When I get asked this question, it’s usually by young bands who have developed something of a following through touring, by being really active with their online promotion (typically via MySpace) and by keeping and maintaining a healthy and regular online mailing list.
Their idea is that they would like to perform concerts that fans in other geographic locations could ‘attend’ by going to their website and watching a live webcast of the event. Their second choice is usually to record the concert and post it on YouTube (or similar) and embed it on their site.
Now, it has to be said that live streaming is generally expensive, resource intensive and a bit of a pain – especially if you want more than a few people to watch at once. There are solutions to that, which I’ll discuss – but it’s worth mentioning that there are all sorts of other variations on the theme.
When I talk to my students about gigs, I get them to consider them as three parts of the same whole: Before, During and After. Each is an important part of the gig, and each has its own tasks, responsibilities and (naturally) technological tools that can be leveraged to the benefit of the enterprise.
And there are very sensible reasons to put all three aspects online in one way or another.
Putting the gig promotion online is a bit of a no-brainer. But organising aspects of the event can be done online as well. If it’s something that’s going to take a bit of coordination, you might want to use some online planning tools like Zoho Project or Basecamp in order to bring together diverse people to perform in a joined-up way.
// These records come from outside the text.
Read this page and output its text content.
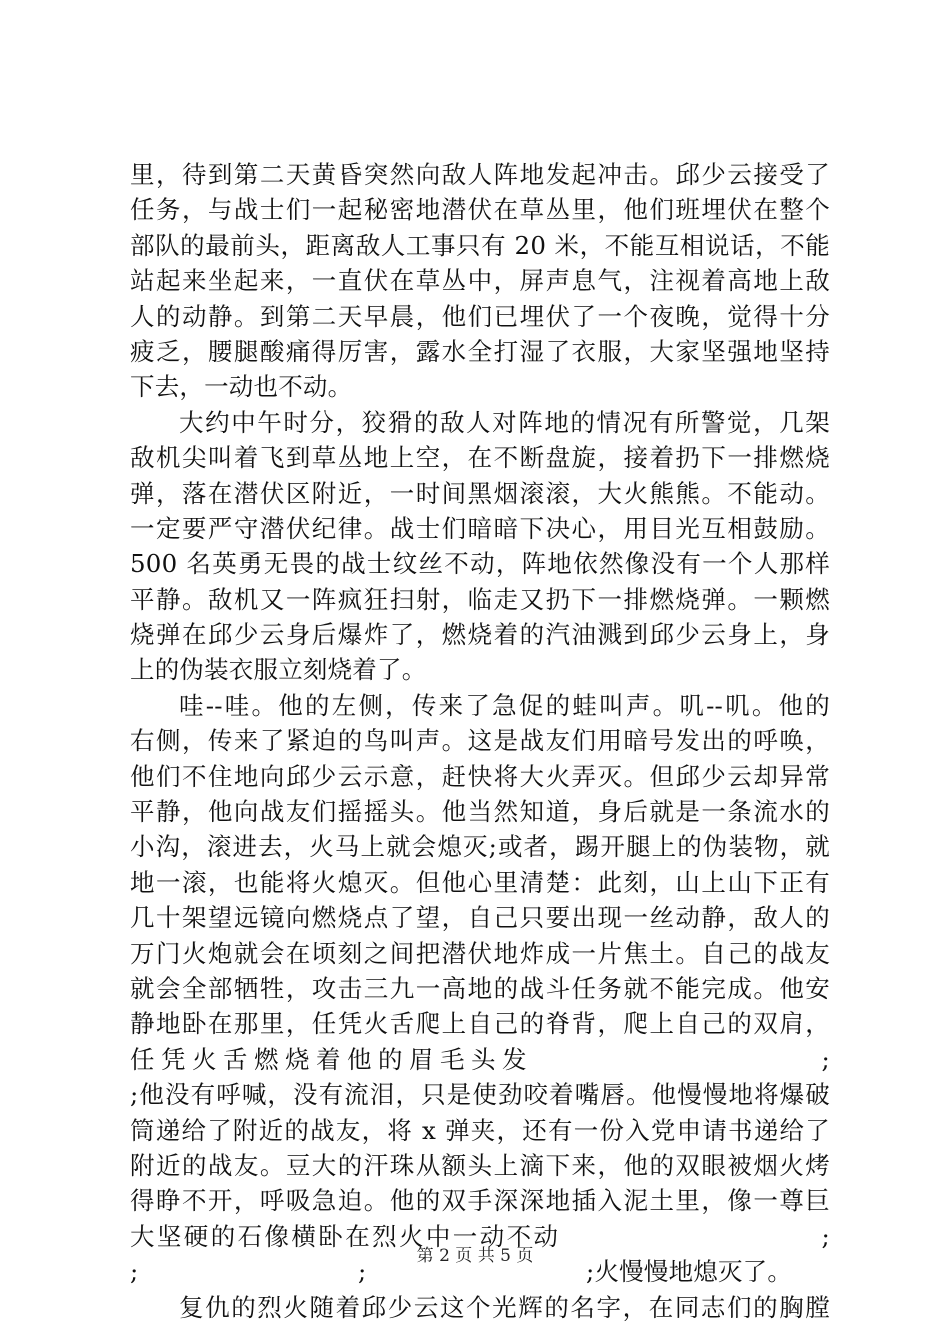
里，待到第二天黄昏突然向敌人阵地发起冲击。邱少云接受了
任务，与战士们一起秘密地潜伏在草丛里，他们班埋伏在整个
部队的最前头，距离敌人工事只有 20 米，不能互相说话，不能
站起来坐起来，一直伏在草丛中，屏声息气，注视着高地上敌
人的动静。到第二天早晨，他们已埋伏了一个夜晚，觉得十分
疲乏，腰腿酸痛得厉害，露水全打湿了衣服，大家坚强地坚持
下去，一动也不动。
大约中午时分，狡猾的敌人对阵地的情况有所警觉，几架
敌机尖叫着飞到草丛地上空，在不断盘旋，接着扔下一排燃烧
弹，落在潜伏区附近，一时间黑烟滚滚，大火熊熊。不能动。
一定要严守潜伏纪律。战士们暗暗下决心，用目光互相鼓励。
500 名英勇无畏的战士纹丝不动，阵地依然像没有一个人那样
平静。敌机又一阵疯狂扫射，临走又扔下一排燃烧弹。一颗燃
烧弹在邱少云身后爆炸了，燃烧着的汽油溅到邱少云身上，身
上的伪装衣服立刻烧着了。
哇--哇。他的左侧，传来了急促的蛙叫声。叽--叽。他的
右侧，传来了紧迫的鸟叫声。这是战友们用暗号发出的呼唤，
他们不住地向邱少云示意，赶快将大火弄灭。但邱少云却异常
平静，他向战友们摇摇头。他当然知道，身后就是一条流水的
小沟，滚进去，火马上就会熄灭;或者，踢开腿上的伪装物，就
地一滚，也能将火熄灭。但他心里清楚：此刻，山上山下正有
几十架望远镜向燃烧点了望，自己只要出现一丝动静，敌人的
万门火炮就会在顷刻之间把潜伏地炸成一片焦土。自己的战友
就会全部牺牲，攻击三九一高地的战斗任务就不能完成。他安
静地卧在那里，任凭火舌爬上自己的脊背，爬上自己的双肩，
任凭火舌燃烧着他的眉毛头发	;
;他没有呼喊，没有流泪，只是使劲咬着嘴唇。他慢慢地将爆破
筒递给了附近的战友，将 x 弹夹，还有一份入党申请书递给了
附近的战友。豆大的汗珠从额头上滴下来，他的双眼被烟火烤
得睁不开，呼吸急迫。他的双手深深地插入泥土里，像一尊巨
大坚硬的石像横卧在烈火中一动不动	;
;	;	;火慢慢地熄灭了。
复仇的烈火随着邱少云这个光辉的名字，在同志们的胸膛
第 2 页 共 5 页
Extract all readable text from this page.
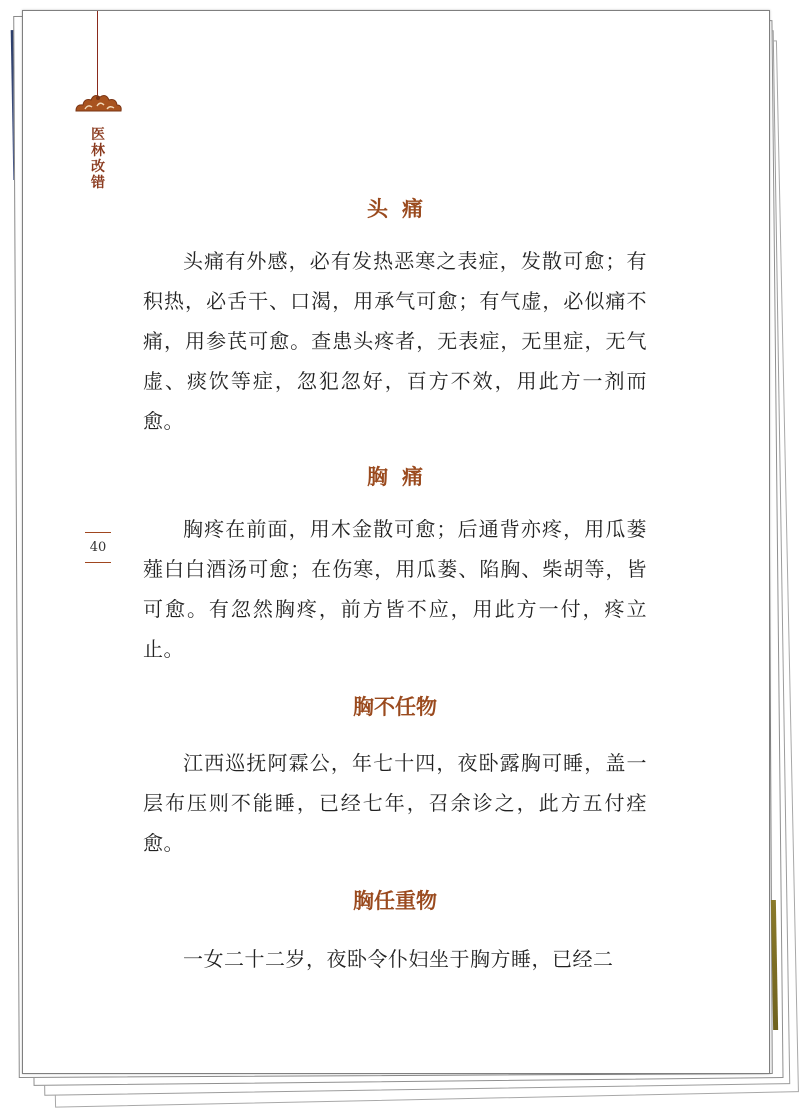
医
林
改
错
40
头痛

头痛有外感，必有发热恶寒之表症，发散可愈；有积热，必舌干、口渴，用承气可愈；有气虚，必似痛不痛，用参芪可愈。查患头疼者，无表症，无里症，无气虚、痰饮等症，忽犯忽好，百方不效，用此方一剂而愈。

胸痛

胸疼在前面，用木金散可愈；后通背亦疼，用瓜蒌薤白白酒汤可愈；在伤寒，用瓜蒌、陷胸、柴胡等，皆可愈。有忽然胸疼，前方皆不应，用此方一付，疼立止。

胸不任物

江西巡抚阿霖公，年七十四，夜卧露胸可睡，盖一层布压则不能睡，已经七年，召余诊之，此方五付痊愈。

胸任重物

一女二十二岁，夜卧令仆妇坐于胸方睡，已经二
The best online tool for streaming your concerts live on the internet is Synchronicity Live. They do all the tricky stuff – you just need a camera, an internet connection, and something interesting happening on stage. Take a feed off the desk to get decent sound. You’ll feel better about the results afterwards.
But there’s more that you can do for your internet while the concert’s happening. Take photographs for the website (yes, from the stage – yes, of your audience). Get your team out in the audience collecting audio feedback, email addresses, etc.
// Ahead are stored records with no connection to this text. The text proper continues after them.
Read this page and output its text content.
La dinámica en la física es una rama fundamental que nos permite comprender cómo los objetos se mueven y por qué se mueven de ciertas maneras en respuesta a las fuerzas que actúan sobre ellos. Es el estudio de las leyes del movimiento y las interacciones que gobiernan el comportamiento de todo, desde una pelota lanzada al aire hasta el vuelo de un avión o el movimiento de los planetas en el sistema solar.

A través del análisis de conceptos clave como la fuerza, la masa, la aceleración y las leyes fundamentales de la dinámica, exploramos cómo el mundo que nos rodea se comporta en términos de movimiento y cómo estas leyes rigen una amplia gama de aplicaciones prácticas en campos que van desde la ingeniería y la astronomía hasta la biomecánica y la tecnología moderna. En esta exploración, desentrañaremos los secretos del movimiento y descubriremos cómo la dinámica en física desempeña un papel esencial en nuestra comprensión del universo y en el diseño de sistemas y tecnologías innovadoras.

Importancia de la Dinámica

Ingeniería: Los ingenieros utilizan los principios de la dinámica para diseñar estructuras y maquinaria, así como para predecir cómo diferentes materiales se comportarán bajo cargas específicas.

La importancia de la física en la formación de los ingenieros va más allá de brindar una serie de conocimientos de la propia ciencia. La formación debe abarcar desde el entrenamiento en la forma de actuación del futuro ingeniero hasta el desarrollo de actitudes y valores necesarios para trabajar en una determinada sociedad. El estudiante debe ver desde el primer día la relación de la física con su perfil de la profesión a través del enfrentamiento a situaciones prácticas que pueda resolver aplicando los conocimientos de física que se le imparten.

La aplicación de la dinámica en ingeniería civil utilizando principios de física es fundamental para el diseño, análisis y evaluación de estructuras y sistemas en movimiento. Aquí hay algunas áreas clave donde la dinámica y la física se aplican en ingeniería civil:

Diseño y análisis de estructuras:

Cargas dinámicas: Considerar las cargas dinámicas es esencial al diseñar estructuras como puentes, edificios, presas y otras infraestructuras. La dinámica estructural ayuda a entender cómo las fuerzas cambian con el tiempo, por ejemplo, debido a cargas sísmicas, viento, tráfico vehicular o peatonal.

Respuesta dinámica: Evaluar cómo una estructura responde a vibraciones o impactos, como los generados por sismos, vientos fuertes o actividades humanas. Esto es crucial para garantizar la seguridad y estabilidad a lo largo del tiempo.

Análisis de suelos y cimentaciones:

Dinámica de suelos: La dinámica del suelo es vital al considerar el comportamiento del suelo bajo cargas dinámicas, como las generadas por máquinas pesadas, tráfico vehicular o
Perform a live ‘ringtone’ and record it to sell or give away on your site. I borrowed that idea off a young punk band who do a 30 second thrash every time they play live that pretty much goes “PICK UP YOUR PHONE!!! PICK UP YOUR PHONE!!! (repeat)” – but they change something (eg inserting the name of the town) every time they do it.
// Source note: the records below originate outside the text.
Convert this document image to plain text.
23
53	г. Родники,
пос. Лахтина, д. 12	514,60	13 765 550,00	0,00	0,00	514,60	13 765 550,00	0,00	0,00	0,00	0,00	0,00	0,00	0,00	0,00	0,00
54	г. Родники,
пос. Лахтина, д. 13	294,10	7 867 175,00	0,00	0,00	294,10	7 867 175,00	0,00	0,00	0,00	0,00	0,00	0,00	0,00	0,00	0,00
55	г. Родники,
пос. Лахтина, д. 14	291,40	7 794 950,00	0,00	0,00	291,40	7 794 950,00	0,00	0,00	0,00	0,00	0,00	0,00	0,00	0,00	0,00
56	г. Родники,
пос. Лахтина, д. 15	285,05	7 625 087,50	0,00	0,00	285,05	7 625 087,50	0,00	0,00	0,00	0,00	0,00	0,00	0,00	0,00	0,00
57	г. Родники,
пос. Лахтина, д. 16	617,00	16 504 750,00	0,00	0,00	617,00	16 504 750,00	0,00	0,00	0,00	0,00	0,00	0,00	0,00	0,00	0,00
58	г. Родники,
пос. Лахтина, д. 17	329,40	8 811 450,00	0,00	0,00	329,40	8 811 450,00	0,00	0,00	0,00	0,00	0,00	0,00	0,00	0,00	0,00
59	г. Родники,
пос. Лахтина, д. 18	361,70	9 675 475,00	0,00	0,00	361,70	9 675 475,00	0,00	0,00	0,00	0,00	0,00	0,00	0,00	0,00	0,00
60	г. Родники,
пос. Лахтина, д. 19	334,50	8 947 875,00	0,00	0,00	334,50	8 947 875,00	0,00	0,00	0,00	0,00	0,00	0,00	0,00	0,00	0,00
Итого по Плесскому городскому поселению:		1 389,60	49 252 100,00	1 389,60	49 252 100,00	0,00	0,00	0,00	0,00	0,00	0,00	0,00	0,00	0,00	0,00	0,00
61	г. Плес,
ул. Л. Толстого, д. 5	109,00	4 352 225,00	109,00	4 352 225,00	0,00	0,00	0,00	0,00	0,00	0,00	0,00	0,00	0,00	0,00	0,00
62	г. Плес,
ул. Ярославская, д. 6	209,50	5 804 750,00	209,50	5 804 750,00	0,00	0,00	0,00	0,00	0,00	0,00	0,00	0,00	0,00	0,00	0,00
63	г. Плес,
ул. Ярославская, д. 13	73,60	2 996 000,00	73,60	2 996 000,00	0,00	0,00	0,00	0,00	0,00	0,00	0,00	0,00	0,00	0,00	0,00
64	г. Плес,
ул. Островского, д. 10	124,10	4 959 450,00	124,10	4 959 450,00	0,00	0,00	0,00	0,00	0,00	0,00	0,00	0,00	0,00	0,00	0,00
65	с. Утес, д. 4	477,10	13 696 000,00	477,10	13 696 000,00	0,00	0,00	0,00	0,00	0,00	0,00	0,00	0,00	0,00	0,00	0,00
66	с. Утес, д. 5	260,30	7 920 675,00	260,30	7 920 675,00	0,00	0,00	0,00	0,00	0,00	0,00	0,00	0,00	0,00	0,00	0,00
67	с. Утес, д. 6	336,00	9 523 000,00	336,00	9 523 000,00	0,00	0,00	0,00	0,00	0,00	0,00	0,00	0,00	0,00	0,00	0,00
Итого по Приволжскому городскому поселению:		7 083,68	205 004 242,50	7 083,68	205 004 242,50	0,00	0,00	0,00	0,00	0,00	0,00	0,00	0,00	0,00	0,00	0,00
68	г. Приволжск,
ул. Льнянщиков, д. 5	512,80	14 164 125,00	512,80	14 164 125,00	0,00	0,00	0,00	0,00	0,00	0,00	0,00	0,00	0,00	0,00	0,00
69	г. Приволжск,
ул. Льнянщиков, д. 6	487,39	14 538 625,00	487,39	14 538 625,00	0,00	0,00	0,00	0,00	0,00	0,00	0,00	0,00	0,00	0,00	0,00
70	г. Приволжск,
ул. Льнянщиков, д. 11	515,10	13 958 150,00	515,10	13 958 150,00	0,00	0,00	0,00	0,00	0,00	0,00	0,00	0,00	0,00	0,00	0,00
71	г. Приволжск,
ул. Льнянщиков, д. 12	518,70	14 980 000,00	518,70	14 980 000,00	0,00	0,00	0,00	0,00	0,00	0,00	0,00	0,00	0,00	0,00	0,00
Write up the concert. Blog your thoughts about it. Post photographs. Get out a video camera once the band comes off stage and record your thoughts about it – what were the highlights? What do you wish you’d done better? Who was cute in the audience? All that stuff…
And for goodness sake, if you took email addresses for the mailing list, sit down and type a short thankyou email to everyone who attended. Just to them. Give them the website address. Let them know you appreciated them being there, before you add them to the general mailing list that signed up for.
So yeah – put your concert online by all means. And do it in as many ways as you can think of that will be helpful to you and appreciated by your audience.
As many of my readers have pointed out time and again – there’s nothing like the experience of live music, and this can’t be replicated online. I’d add to that the idea that there’s nothing like the online experience to give people a taste of the live event, to reinforce their enjoyment of it, and to fire up their thirst for it.